New Delhi, April 26: CMC Limited has reported a rise of 24 per cent in revenues to Rs 763.67 crore in the year ended March 2004 from Rs 614.73 crore in the previous year.
The IT solutions provider’s profit-after-tax stood at Rs 47.99 crore, an increase of 30 per cent over the previous year. The consolidated revenues of the company along with its wholly-owned subsidiary CMC Americas Inc for 2003-04 was Rs 801.75 crore, an increase of 18 per cent over Rs 679.09 crore in the previous year.
The consolidated profit-after-tax increased by 23 per cent to Rs 44.77 crore.
The board has proposed a dividend of Rs 5.50 per share, subject to the shareholders’ approval.
“The revenue growth during the year has been mainly driven by customer services in the domestic market and systems integration solutions in the international market,” said CFO J. K. Gupta. A 19 per cent growth in international service revenue helped bring down the effective tax rate from 34.6 per cent to 27.0 per cent, he added.
“The company continues to focus on its core competencies which revolve around implementing complex systems integration solutions, hi-tech embedded systems design and development, end-to-end IT infrastructure management and the emerging areas of IT-enabled services and knowledge management services such as e-learning and corporate training,” MD and CEO R. Ramanan said.
The company had identified West Asia and Africa as areas with good opportunities and opened an office in Dubai in the beginning of the year to address these opportunities, he added.

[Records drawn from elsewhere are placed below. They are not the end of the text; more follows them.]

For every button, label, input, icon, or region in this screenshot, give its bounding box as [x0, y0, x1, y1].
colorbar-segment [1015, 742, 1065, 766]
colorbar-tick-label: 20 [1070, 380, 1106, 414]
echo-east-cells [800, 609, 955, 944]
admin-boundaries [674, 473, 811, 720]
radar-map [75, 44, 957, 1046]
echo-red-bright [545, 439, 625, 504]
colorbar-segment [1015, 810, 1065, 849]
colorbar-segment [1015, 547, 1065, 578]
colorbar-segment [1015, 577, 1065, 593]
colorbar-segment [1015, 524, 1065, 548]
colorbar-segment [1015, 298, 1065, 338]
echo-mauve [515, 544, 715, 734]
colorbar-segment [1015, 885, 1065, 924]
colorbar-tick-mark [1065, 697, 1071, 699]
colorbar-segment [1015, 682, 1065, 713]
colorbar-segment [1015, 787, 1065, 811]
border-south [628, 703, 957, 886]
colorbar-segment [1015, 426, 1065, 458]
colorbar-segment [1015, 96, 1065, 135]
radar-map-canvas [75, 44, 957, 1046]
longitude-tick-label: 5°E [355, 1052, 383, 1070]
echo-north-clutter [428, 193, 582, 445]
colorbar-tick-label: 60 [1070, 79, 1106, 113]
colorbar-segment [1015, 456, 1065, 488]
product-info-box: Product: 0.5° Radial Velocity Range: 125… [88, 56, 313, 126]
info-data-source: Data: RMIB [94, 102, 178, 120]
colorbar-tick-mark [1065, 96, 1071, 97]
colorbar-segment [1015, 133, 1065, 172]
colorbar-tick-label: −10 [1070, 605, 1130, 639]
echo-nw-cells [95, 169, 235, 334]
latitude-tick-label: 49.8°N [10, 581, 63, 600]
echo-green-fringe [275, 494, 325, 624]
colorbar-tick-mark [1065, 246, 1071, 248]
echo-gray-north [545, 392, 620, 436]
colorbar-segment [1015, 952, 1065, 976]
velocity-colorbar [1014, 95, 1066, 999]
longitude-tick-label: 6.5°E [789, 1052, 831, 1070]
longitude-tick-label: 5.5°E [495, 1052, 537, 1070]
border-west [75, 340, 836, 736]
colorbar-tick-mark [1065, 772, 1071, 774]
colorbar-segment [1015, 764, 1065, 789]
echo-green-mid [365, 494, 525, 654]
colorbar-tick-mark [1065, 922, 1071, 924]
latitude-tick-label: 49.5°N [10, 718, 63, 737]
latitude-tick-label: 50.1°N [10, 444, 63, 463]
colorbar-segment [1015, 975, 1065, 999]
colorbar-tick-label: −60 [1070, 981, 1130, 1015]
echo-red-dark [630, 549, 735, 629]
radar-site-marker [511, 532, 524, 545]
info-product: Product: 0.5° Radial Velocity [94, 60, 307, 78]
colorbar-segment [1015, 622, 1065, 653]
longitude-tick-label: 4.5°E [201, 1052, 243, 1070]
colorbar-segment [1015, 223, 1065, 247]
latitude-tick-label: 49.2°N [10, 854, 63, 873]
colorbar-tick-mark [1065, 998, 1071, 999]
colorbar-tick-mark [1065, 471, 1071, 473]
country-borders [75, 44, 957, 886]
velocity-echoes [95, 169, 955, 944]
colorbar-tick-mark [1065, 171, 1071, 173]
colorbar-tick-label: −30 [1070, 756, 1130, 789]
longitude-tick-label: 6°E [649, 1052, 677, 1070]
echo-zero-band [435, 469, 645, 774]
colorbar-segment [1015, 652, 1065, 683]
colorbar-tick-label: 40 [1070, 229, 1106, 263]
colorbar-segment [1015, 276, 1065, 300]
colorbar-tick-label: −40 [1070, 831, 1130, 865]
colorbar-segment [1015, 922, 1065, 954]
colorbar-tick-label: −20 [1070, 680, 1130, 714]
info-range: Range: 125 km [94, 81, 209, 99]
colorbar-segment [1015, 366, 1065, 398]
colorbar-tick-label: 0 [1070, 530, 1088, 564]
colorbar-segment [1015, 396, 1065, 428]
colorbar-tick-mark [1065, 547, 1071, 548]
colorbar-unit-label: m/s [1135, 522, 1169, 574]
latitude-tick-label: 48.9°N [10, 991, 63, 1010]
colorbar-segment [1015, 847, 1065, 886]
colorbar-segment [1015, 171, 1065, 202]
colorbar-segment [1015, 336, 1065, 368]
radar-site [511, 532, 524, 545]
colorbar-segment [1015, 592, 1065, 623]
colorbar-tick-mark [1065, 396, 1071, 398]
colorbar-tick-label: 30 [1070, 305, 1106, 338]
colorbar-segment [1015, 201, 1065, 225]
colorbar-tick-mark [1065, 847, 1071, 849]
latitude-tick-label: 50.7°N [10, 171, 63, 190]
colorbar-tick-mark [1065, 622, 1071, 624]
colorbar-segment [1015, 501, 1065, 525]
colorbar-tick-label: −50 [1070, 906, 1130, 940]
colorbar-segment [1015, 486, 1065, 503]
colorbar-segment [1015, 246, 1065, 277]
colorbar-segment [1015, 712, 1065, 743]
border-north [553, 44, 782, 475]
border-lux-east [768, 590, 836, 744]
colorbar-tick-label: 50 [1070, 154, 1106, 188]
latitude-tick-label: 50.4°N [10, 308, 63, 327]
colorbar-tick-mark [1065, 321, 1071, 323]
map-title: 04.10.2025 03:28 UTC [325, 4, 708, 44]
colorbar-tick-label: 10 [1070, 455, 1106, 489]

The company tailored software for banking, securities, insurance, biometric solutions and railways. It has emerged as an important international player in the high-tech embedded systems area and is servicing a number of international clients.
The company has set up a centre in Hyderabad to develop FPGA-based solutions for one of the largest supplier of programmable logic solutions in the world.